The next movie may open with a galaxy in chaos, as the First Order devolves into warring factions. Indeed, a galaxy with fifty million planets and nothing close to an organizing government would be a terrific playground for a whole buttload of new movies.

This is a bit fan-wanky, but of the three characters–Poe, Finn, and Rose–only one of them is an engineer on a war ship. Poe knows how to fire weapons, but if I wanted to know the capacity and stress tolerance and vulnerability of a particular weapon system, it’d be Rose I’d turn to.

So why didn’t she say to Finn, on her rescue, “You idiot, that plan wasn’t going to work anyway”? Because she has a humongous crush on him and didn’t want to make him feel bad is why.

Yeah, it’s fan-wanky, but it makes sense to me, and it justifies her actions :).

Ooh, an interesting (to me anyway) thought: Hux and Ren have, in some ways, the same vulnerability, one that’s driving people crazy. They’re ridiculously easy to trick, right?
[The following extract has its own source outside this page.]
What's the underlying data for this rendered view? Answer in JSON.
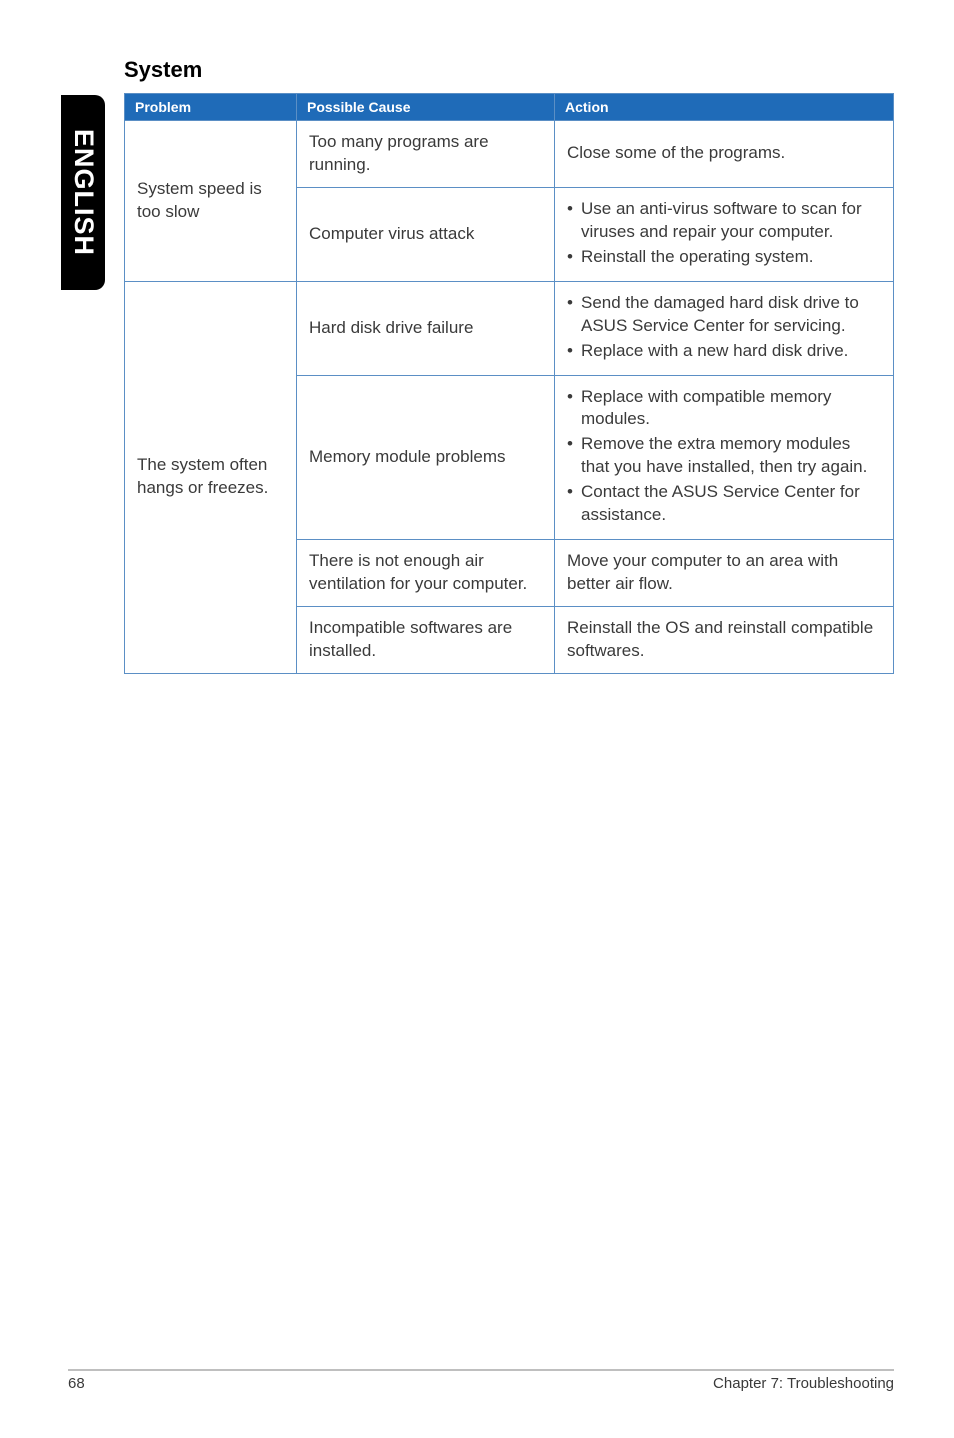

Hux falls for that transparent delaying tactic early on; Ren falls for Luke’s delaying tactic later. Their emotional states are too easy to read, and they’re shitty at reading other people, and over and over they fall for tricks.

So why would Snoke put them in charge?

Let me repeat: they’re easy to trick.

Snoke’s rise to power is best explained by his own villain monologue: he’s a master manipulator. He’s really good at figuring out what motivates people and getting them to do what he wants. But his weakness is overconfidence in his own brilliance (thus his murder by his apprentice). This kind of asshole is gonna want to surround himself with people who constantly confirm his own brilliance: he’s never gonna fail in his attempts to manipulate Ren or Hux.

It makes sense that an organization founded by a self-proclaimed master manipulator is going to have, at its highest levels, a couple of people whose primary weakness is the ease with which they’re manipulated.

There’s no real reason to think Rose is some master engineer, she’s a mechanic. Literally no one among the rebels except Finn even knew that the ram-cannon existed so expecting a random mechanic to know what it or isn’t going to damage a piece of First Order weaponry she’d never seen or heard of before is pretty exceptionally wanky.

In fact, the one guy among the rebels vaguely qualified to say what the weak spot was, was the guy flying a collision course into it.